アメリカで1月21日、税関のデータとして、中国は去年7月以降ガリウムとゲルマニウムの対米輸出がゼロになり、日本向けもガリウムが4分の3に、ゲルマニウムが3分の1に減ったと報道された。
共に主要原材料であるガリウムとゲルマニウムで減少幅が違うのは、中国の主導権の強さの違いによるものである。公開資料によると、ガリウム、ゲルマニウムともに先進半導体のチップの主要原料であるほか、ハイテク兵器の製造にも用いられ、生産量はともに中国が最も多いが、世界に占める割合はガリウムが95%、ゲルマニウムが60%である。
中国は2023年、ガリウムの輸出総額が前年比で3分の2となり、ゲルマニウムも同じく8%減った。香港の「サウスチャイナ・モーニング・ポスト」は関係者の話として、「中国のガリウムとゲルマニウムの輸出規制は、アメリカやその同盟国による中国向けチップ輸出禁止への対抗策である可能性が高い」と報道している。
中国社会科学院世界経済・政治研究所の高凌雲氏は、2023年10月12日に、「欧米諸国は今、世界のサプライチェーンから中国を締め出そうとしているが、アメリカを代表とする西側諸国は、レアアースなど金属類について中国への依存度がかなり高い。かねてから中国に代わる供給源を求めてはいるが、実現は容易ではない」と述べていた。
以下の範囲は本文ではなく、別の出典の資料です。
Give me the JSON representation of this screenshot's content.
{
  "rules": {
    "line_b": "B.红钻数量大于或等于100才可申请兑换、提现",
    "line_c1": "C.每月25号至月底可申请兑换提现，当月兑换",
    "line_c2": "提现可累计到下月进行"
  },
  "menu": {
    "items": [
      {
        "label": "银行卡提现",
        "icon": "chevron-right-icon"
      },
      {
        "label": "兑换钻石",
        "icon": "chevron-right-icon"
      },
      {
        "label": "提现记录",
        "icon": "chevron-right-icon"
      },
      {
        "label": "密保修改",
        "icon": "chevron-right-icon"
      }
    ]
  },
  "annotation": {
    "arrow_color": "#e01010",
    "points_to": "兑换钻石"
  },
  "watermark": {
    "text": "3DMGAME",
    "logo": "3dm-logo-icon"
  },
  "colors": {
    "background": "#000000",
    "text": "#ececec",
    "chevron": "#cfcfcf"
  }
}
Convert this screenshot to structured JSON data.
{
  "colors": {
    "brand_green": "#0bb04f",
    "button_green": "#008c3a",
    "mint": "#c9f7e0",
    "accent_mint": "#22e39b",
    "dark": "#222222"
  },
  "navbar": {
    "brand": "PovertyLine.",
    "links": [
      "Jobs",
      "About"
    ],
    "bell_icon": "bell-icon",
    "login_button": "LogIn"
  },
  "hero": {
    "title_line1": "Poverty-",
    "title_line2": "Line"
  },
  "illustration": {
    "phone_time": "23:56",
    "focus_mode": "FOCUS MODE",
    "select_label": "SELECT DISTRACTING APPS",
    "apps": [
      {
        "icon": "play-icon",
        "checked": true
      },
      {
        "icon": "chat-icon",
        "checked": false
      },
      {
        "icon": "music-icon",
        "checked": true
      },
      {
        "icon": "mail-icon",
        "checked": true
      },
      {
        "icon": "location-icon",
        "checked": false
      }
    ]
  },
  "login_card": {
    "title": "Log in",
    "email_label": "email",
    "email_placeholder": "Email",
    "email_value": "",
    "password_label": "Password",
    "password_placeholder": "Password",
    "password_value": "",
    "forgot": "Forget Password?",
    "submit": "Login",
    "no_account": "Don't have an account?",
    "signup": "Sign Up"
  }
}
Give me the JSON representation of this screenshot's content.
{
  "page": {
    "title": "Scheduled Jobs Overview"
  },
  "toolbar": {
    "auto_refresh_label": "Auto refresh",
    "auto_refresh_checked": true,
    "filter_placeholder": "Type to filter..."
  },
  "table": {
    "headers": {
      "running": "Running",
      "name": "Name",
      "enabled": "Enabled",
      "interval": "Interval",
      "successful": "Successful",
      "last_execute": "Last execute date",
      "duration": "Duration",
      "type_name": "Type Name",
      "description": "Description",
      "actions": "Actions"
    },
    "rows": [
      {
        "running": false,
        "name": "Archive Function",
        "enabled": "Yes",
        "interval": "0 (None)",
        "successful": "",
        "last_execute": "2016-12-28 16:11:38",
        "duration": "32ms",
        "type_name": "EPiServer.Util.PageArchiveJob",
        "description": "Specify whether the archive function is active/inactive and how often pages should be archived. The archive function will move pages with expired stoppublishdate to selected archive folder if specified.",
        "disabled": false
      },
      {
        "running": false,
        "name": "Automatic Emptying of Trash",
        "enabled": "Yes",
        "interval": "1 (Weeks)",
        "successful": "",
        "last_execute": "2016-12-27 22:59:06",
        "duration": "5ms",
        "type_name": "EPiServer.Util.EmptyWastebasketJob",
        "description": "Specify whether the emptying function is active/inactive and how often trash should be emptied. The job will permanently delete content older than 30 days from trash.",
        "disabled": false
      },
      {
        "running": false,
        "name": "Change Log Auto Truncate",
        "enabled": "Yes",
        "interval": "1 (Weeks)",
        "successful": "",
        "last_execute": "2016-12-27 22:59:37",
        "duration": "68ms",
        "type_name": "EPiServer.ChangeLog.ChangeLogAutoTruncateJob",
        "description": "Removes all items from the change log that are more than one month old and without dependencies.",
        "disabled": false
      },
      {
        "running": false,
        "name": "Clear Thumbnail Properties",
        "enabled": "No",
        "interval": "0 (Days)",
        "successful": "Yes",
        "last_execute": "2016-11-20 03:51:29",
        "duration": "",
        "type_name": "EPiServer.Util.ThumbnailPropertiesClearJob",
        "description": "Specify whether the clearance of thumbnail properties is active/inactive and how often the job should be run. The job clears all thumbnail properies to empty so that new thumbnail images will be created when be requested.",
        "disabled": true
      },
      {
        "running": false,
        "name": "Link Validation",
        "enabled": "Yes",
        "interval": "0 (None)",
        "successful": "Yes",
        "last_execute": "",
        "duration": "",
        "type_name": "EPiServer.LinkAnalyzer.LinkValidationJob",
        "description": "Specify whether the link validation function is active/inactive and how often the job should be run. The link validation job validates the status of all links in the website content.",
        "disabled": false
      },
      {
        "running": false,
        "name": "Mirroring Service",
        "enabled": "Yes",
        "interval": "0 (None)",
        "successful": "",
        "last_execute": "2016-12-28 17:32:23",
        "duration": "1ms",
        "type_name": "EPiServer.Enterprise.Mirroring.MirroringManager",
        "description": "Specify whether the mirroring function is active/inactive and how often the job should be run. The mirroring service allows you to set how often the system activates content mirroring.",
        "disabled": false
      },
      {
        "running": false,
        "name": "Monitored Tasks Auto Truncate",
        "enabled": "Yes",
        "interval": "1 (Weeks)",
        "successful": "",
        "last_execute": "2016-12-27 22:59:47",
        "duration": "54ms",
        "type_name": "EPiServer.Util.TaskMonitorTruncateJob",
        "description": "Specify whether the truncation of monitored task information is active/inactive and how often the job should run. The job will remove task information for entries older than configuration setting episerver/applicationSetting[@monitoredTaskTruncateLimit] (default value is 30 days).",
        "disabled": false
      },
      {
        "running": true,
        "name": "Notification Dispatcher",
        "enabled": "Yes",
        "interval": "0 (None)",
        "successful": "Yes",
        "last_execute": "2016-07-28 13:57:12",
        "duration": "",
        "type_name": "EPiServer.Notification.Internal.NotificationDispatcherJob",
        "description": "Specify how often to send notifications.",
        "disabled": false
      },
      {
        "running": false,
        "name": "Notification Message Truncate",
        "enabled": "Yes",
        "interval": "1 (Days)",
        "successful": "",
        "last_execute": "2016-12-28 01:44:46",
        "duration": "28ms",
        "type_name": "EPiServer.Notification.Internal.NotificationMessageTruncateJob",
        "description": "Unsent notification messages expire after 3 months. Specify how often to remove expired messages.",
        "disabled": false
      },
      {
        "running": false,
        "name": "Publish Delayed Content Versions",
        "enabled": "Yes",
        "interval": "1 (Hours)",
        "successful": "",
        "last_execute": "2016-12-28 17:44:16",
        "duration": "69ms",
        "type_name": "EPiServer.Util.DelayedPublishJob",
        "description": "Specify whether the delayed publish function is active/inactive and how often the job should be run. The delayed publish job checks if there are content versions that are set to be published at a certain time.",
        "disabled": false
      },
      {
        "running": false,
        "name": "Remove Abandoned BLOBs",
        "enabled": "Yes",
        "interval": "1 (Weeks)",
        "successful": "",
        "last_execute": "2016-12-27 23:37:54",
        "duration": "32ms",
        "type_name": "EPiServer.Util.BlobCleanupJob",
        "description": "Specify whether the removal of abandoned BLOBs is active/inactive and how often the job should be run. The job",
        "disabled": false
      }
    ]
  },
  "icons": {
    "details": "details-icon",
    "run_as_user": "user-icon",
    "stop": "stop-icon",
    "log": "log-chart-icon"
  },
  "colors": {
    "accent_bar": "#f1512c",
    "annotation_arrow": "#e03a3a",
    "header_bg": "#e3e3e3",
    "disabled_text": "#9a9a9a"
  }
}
アメリカ国防総省の報道官は、中国がガリウムとゲルマニウムの輸出規制を発表した際に「他の製品の廃棄分からガリウムやゲルマニウムなどの主要原材料を回収できる」と言っていた。すなわち、アメリカが中国向けに禁輸措置を講じても、中国がそれに対抗措置を講じても、成果を見出すには年間単位で計算する必要がある。この間に双方とも、実際の効果を見ながら調整を加えた上、相手側の打ち出した策に応じて解決策を求めていくことになる。